Data Center Security: All sensitive electronic data is stored and encrypted by cloud-distributed data centers managed by Microsoft Azure (CSP) which comply with SSAE 16 International Security Standards and are ISO 27001 Certified. All servers meet and adhere to the SOC 1, SOC2 and SOC 3 Framework.
Internal Networks, Computers and Personnel: To ensure we maintain a constant, high level of security and reliability, we have implemented the U.S. federally developed NIST Comprehensive Security Framework (CSF). The CSF Framework ensures that our organization properly Identifies, Protects, Detects, Responds and Recovers data breaches. CSF ensures that we have proper security measures such as 2-factor Authentication, up-to-date firewalls and virus protection. It ensures that proper training and background checks are conducted on all our personnel. It ensures that we have an active framework to detect data breaches, network breaches and suspicious activity by our personnel who have access to critical data.

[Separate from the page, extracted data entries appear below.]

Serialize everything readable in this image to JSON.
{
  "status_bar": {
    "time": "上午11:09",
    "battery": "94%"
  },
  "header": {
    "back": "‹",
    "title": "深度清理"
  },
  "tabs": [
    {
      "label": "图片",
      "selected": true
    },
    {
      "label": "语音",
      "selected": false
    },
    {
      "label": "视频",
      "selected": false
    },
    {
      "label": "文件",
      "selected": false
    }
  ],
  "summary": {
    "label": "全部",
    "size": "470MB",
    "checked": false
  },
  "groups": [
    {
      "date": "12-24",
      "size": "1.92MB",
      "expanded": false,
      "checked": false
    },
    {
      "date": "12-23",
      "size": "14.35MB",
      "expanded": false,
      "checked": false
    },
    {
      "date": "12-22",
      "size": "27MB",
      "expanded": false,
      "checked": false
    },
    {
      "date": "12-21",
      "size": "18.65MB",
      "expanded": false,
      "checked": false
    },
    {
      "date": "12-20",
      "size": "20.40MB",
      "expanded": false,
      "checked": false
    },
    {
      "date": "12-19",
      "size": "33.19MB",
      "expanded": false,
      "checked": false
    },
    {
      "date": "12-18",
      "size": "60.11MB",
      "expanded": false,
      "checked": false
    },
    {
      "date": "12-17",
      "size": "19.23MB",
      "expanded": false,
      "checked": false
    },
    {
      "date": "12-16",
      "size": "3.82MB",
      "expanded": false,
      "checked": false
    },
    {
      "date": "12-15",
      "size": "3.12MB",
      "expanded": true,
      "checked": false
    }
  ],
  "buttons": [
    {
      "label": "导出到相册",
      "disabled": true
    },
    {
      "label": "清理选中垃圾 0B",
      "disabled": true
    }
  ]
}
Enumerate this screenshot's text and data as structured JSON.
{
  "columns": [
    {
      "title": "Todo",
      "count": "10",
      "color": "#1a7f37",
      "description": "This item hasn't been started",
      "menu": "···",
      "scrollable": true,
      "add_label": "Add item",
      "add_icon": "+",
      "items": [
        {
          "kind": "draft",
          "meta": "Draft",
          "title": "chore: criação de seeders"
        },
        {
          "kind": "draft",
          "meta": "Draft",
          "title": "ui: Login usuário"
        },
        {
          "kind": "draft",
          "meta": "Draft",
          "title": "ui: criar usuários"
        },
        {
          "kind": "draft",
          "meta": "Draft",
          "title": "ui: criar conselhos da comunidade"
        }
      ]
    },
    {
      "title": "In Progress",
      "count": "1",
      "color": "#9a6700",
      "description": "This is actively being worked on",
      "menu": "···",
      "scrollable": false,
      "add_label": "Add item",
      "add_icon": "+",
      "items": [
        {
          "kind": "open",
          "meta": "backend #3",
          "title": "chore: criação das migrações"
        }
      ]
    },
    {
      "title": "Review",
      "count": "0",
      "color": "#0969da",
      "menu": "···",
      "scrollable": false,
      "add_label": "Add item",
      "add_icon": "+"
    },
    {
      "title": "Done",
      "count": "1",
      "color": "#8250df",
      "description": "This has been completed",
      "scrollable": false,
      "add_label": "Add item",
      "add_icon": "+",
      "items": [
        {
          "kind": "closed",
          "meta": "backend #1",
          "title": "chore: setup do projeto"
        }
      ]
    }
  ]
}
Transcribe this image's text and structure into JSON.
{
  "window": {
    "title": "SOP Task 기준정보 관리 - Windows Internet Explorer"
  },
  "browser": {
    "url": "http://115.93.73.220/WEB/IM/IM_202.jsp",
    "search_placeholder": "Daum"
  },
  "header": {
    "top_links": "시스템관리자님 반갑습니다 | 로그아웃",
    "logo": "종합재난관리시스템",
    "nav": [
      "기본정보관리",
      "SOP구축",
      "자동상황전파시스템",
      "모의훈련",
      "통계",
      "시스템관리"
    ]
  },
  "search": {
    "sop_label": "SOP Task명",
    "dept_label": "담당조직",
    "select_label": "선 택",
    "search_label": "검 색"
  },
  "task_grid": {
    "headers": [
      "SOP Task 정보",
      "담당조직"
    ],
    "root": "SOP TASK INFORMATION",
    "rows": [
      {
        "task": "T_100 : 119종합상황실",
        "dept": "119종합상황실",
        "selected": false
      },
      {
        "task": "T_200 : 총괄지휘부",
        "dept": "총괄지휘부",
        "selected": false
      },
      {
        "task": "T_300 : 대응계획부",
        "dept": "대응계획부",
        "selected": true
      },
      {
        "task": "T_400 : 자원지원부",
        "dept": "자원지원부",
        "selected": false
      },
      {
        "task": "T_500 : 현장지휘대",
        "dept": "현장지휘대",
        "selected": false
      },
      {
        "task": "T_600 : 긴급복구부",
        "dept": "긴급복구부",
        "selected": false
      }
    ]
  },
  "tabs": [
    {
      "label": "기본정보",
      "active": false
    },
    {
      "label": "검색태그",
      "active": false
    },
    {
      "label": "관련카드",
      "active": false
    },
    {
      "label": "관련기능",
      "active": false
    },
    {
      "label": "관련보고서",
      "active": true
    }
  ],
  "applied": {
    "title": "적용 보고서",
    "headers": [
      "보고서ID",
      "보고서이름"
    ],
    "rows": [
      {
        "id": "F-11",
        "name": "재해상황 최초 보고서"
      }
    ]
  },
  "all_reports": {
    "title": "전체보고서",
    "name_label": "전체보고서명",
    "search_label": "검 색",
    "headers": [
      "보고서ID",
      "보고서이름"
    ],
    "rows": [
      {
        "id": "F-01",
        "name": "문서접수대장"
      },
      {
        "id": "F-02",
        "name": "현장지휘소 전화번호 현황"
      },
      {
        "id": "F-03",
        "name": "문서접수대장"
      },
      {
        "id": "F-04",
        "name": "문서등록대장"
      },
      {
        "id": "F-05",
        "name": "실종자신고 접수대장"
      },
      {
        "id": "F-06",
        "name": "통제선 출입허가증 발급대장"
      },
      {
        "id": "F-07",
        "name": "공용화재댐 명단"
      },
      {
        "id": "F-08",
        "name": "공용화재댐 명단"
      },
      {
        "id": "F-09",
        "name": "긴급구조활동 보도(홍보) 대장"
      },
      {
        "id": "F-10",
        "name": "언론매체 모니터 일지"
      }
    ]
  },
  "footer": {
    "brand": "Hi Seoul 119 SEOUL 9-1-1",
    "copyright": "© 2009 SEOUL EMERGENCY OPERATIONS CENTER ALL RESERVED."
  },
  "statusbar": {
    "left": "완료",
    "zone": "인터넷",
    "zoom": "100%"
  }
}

Independent Security Audits: Being compliant with NIST Comprehensive Security Framework (CSF), ensures that we conduct periodic, independent security audits.
Additional Measures: In an effort to meet the growing customized demands from selected Enterprise Companies, E-Fraud Security is working diligently to make the CardProber application available as a licensed, self-contained version which can be hosted on a client’s server. This option will further enhance and secure a client’s Security Framework and concerns and avoid the need to transfer or expose their sensitive data outside of their organization. We expect to have this option readily available in 4th quarter 2016.